Innumerable cases from many states support the law as stated in the syllabus of this case. These cases have been founded upon the fact that many communities have in their midst wonderful hospitals, conducted by devout men and women of Protestant and Catholic churches, who unselfishly render charitable aid to any who knock at their doors. Persons accepting charity in such a hospital, or even pay-patients, have not been allowed to recover for negligence of incompetent servants or for lack of careful treatment. Many of these cases are discussed in the long note found in 14 A. L. R. 563.

In the opinion in the case at bar it states that the articles of incorporation provided that its funds could be paid out to its managers, employees, nurses, superintendents and teachers who rendered services, and under such a broad provision it is easy to see that a private hospital might be so organized for the sole purpose of avoiding all liability for injuries to its patients, thereby using such articles of incorporation as a cloak to avoid liability, while its managers might receive princely salaries even though no dividends could be paid.
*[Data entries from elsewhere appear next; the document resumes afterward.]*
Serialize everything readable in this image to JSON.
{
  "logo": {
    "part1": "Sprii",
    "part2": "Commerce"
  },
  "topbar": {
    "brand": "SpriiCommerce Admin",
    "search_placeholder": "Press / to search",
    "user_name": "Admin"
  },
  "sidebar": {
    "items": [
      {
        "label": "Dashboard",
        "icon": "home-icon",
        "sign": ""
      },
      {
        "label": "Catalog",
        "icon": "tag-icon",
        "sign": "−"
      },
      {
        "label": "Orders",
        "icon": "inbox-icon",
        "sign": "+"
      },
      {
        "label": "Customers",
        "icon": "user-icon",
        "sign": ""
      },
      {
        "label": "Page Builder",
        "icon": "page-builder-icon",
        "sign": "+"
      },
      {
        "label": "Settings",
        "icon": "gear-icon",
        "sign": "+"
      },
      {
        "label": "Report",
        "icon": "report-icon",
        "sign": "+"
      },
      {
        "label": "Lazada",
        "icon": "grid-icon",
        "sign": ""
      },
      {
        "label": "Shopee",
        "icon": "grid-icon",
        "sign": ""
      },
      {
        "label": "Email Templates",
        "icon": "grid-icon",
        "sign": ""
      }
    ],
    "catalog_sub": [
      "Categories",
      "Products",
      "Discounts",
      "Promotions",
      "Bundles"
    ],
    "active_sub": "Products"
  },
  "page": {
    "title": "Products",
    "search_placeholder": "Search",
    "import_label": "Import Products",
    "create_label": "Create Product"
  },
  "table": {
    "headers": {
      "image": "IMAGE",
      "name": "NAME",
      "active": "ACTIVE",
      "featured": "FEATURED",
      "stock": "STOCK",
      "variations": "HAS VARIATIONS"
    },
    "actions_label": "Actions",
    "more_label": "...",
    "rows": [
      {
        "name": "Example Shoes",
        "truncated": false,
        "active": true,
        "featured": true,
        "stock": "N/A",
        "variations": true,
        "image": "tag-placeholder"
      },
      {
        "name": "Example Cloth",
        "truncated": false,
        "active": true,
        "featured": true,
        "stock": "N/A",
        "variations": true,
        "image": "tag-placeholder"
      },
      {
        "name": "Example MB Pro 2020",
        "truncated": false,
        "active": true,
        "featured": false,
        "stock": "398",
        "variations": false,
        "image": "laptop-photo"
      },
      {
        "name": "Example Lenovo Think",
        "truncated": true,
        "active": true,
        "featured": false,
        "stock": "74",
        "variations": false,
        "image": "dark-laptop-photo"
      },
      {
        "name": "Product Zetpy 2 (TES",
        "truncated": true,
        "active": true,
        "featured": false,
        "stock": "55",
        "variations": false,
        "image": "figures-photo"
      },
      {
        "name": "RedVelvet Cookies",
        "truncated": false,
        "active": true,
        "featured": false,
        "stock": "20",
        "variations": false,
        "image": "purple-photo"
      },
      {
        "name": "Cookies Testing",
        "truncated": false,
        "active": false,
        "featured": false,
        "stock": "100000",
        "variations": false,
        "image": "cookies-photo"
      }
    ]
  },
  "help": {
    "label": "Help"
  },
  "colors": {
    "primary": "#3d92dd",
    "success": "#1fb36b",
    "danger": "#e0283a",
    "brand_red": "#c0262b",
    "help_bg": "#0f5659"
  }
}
In Stewart v. California Medical Mis sionary & Benevolent Ass’n, 178 Cal. 418, paragraph 2 of the syllabus in 176 P. 46, reads: “Where a hospital charged-prices similar to those charged by other hospitals being conducted for profit and had operated for 13 years without receiving any charity patients, it was a hospital being conducted for profit and not a charitable institution, though the corporation had been organized for charitable purpose.” Tribble v. Missionary Sisters of Sacred Heart, 137 Wash. 326.

In any case it should be open to investigation whether the institution was being conducted ostensibly as a charity institution for the sole purpose of avoiding liability, to better protect those institutions which were bona fide in their object and nature and rendering distinct charitable service to the community.